Implementing RPC review

From: David Coleman \(Roxio Inc\) (v-davcol_at_windows.microsoft.com)
Date: Wed Jan 28 2004 - 16:18:01 PST

  • Next message: Honghai Liu: "Review of Implementing RPCs"

    "Implementing Remote Procedure Calls" by Andrew Birrel and Bruce Nelson
    describes their research and efforts implementing RPC; they explicitly
    note that several previous papers had been paper-only system and they
    encountered some poorly understood areas. Unfortunately they didn't
    elaborate on these areas at all or how their approach differed from
    previous work (much).

     

    Their basic concept is that programs call through interfaces and the
    modules that implement those interfaces can reside anywhere on the
    network. A global locator service, Grapevine in this case, is used to
    bind instances of interfaces to locations. Stub functions are used to
    make the calls effectively transparent to the caller. Pointers cannot
    be sent to RPCs due to the lack of a shared address space - I would have
    expected them to marshal that data (obviously not embedded pointers
    however).

     

    The authors mention that security and protection were considered and are
    supported.
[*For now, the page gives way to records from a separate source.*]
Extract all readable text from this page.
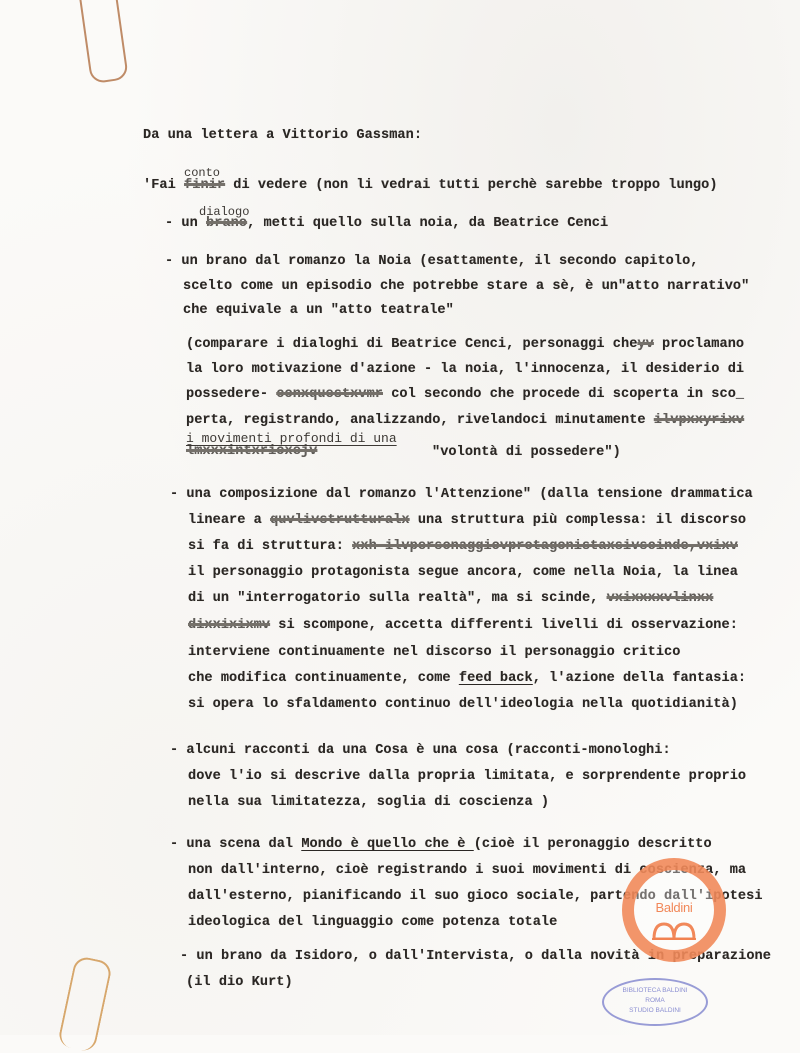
Da una lettera a Vittorio Gassman:
'Fai finir di vedere (non li vedrai tutti perchè sarebbe troppo lungo)
conto
- un brano, metti quello sulla noia, da Beatrice Cenci
dialogo
- un brano dal romanzo la Noia (esattamente, il secondo capitolo,
scelto come un episodio che potrebbe stare a sè, è un"atto narrativo"
che equivale a un "atto teatrale"
(comparare i dialoghi di Beatrice Cenci, personaggi cheyv proclamano
la loro motivazione d'azione - la noia, l'innocenza, il desiderio di
possedere- conxquestxvmr col secondo che procede di scoperta in sco_
perta, registrando, analizzando, rivelandoci minutamente ilvpxxyrixv
i movimenti profondi di una
lmxxxintxrioxejv	"volontà di possedere")
- una composizione dal romanzo l'Attenzione" (dalla tensione drammatica
lineare a quvlivstrutturalx una struttura più complessa: il discorso
si fa di struttura: xxh ilvpersonaggiovprotagonistaxsivscinde,vxixv
il personaggio protagonista segue ancora, come nella Noia, la linea
di un "interrogatorio sulla realtà", ma si scinde, vxixxxxvlinxx
dixxixixmv si scompone, accetta differenti livelli di osservazione:
interviene continuamente nel discorso il personaggio critico
che modifica continuamente, come feed back, l'azione della fantasia:
si opera lo sfaldamento continuo dell'ideologia nella quotidianità)
- alcuni racconti da una Cosa è una cosa (racconti-monologhi:
dove l'io si descrive dalla propria limitata, e sorprendente proprio
nella sua limitatezza, soglia di coscienza )
- una scena dal Mondo è quello che è (cioè il peronaggio descritto
non dall'interno, cioè registrando i suoi movimenti di coscienza, ma
dall'esterno, pianificando il suo gioco sociale, partendo dall'ipotesi
ideologica del linguaggio come potenza totale
- un brano da Isidoro, o dall'Intervista, o dalla novità in preparazione
(il dio Kurt)
Baldini
BIBLIOTECA BALDINI
ROMA
STUDIO BALDINI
They did not discuss their approach in much detail. They
    allow for the packets to be encrypted. Grapevine enforces access rights
    which will prevent an unauthorized entity from placing an export entry
    in the database which prevents the possibility of Trojan Horse-style
    attacks. Any results returned from Grapevine for object location can be
    considered to be secure. However, the concept of revocation was never
    discussed and is not clear if it is supported.

     

    It appears that the server must always be running in order to serve
    requests. There doesn't seem to be a mechanism in place for the
    RPCRuntime on the server machine to start up the server process upon an
    attempt to call a server function. This can obviously lead to
    significant overhead.

     

    Their approach was to model local procedure calls to ensure the
    transparency. This is a very useful goal in that it makes using RPC
    very easy for caller. However, I would have liked to have seen
    asynchronous RPC as well. They did pretty much support that via
    lightweight process creation and then making the call in the process,
    but I can see value for truly asynchronous calls.

     

    Overall, as I was reading this paper my first thought was: COM. Again
    it makes me realize just how much of our technology and industry today
    is based on pioneering, well thought out, early work.